The SUPREME COURT OF THE UNITED STATES has decided the case of GENOVEVO SALINAS, PETITIONER v. TEXAS, No. 12–246(June 17, 2013). JUSTICE ALITO announced the judgment of the Court and delivered an opinion in which THE CHIEF JUSTICE and JUSTICE KENNEDY joined. THOMAS, J., filed an opinion concurring in the judgment, in which SCALIA, J., joined. BREYER, J., filed a dissenting opinion, in which GINSBURG, SOTOMAYOR, and KAGAN, JJ., joined.
Without being placed in custody or receiving Miranda warnings, the petitioner voluntarily answered the questions of a police officer who was investigating a murder. When the officer asked whether a ballistics test would show that the shell casings found at the crime scene would match petitioner’s shotgun, the petitioner declined to answer. Petitioner was subsequently charged with murder, and at trial prosecutors argued that his reaction to the officer’s question suggested that he was guilty. Petitioner claimed that this argument violated the Fifth Amendment.
Petitioner’s Fifth Amendment claim failed because he did not expressly invoke the privilege against self-incrimination in response to the officer’s question. The privilege is not self-executing and a witness who desires its protection must claim it. Although no ritualistic formula is necessary in order to invoke the privilege, a witness does not do so by simply standing mute.
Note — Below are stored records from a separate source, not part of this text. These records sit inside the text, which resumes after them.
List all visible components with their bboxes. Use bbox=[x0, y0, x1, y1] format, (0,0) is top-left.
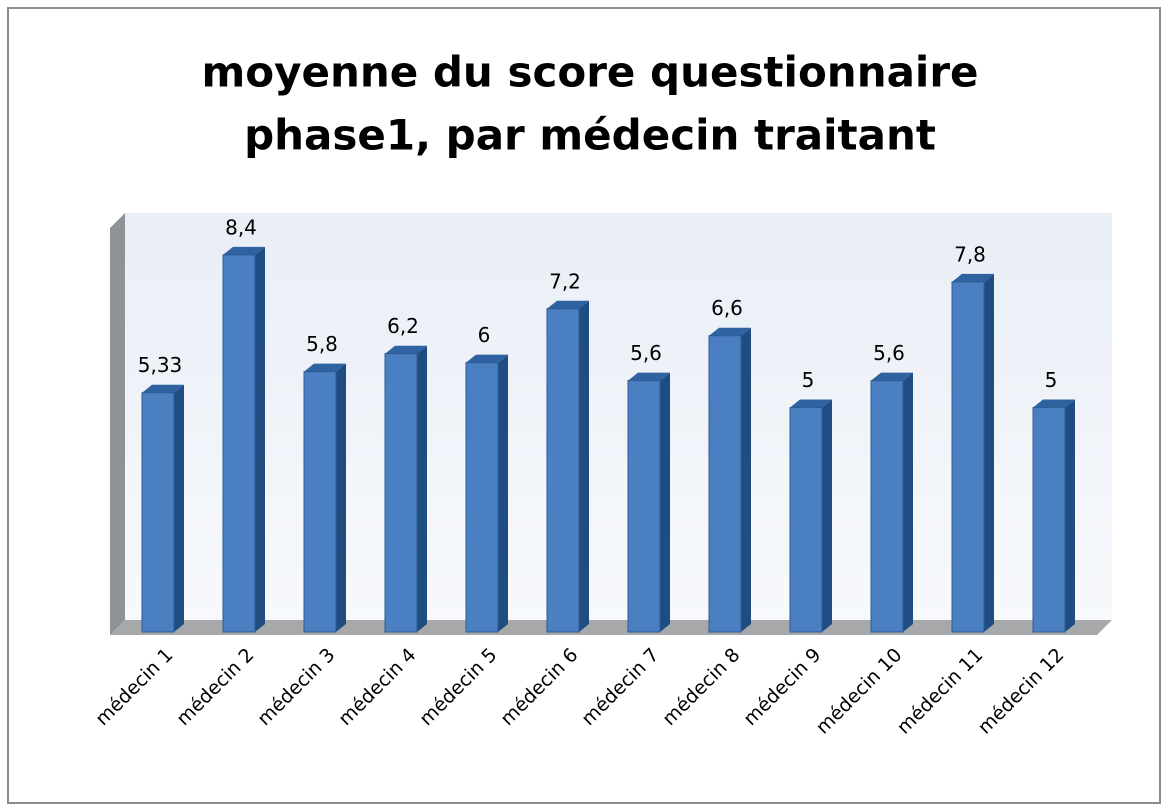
chart-title: phase1, par médecin traitant bbox=[244, 111, 936, 160]
bar-side bbox=[498, 354, 508, 632]
bar bbox=[951, 281, 985, 633]
bar-side bbox=[336, 363, 346, 632]
bar-side bbox=[579, 300, 589, 632]
bar-side bbox=[660, 372, 670, 632]
bar-top bbox=[466, 354, 508, 363]
value-label: 5,6 bbox=[873, 341, 905, 365]
bar-top bbox=[871, 372, 913, 381]
bar-side bbox=[984, 273, 994, 632]
bar-side bbox=[174, 384, 184, 632]
bar bbox=[384, 353, 418, 633]
bar bbox=[546, 308, 580, 633]
bar-top bbox=[628, 372, 670, 381]
bar-top bbox=[547, 300, 589, 309]
value-label: 5,6 bbox=[630, 341, 662, 365]
value-label: 5,8 bbox=[306, 332, 338, 356]
bar bbox=[222, 254, 256, 633]
bar-top bbox=[223, 246, 265, 255]
value-label: 8,4 bbox=[225, 215, 257, 239]
bar-top bbox=[304, 363, 346, 372]
bar-top bbox=[790, 399, 832, 408]
bar-side bbox=[417, 345, 427, 632]
bar bbox=[627, 380, 661, 633]
value-label: 6,6 bbox=[711, 296, 743, 320]
bar bbox=[303, 371, 337, 633]
bar bbox=[1032, 407, 1066, 633]
bar-side bbox=[1065, 399, 1075, 632]
bar-side bbox=[741, 327, 751, 632]
bar-side bbox=[255, 246, 265, 632]
value-label: 5,33 bbox=[138, 353, 183, 377]
bar-side bbox=[903, 372, 913, 632]
value-label: 7,8 bbox=[954, 242, 986, 266]
bar bbox=[708, 335, 742, 633]
bar-top bbox=[709, 327, 751, 336]
bar-top bbox=[1033, 399, 1075, 408]
chart-title: moyenne du score questionnaire bbox=[201, 48, 978, 97]
value-label: 6,2 bbox=[387, 314, 419, 338]
value-label: 6 bbox=[478, 323, 491, 347]
bar bbox=[870, 380, 904, 633]
side-wall bbox=[110, 213, 125, 635]
bar-top bbox=[952, 273, 994, 282]
floor bbox=[110, 620, 1112, 635]
value-label: 7,2 bbox=[549, 269, 581, 293]
bar bbox=[789, 407, 823, 633]
bar-top bbox=[142, 384, 184, 393]
bar bbox=[465, 362, 499, 633]
bar-side bbox=[822, 399, 832, 632]
bar bbox=[141, 392, 175, 633]
value-label: 5 bbox=[1045, 368, 1058, 392]
value-label: 5 bbox=[802, 368, 815, 392]
bar-top bbox=[385, 345, 427, 354]
back-wall bbox=[125, 213, 1112, 620]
The plurality ruled that neither a witness’ silence nor official suspicion is sufficient by itself to relieve a witness of the obligation to expressly invoke the privilege against self-incrimination. The Court has long required defendants to assert the privilege in order to subsequently benefit from it. Justice Alito wrote that the Fifth Amendment guarantees that no one may be “compelled in any criminal case to be a witness against himself,” but there is no unqualified “right to remain silent.”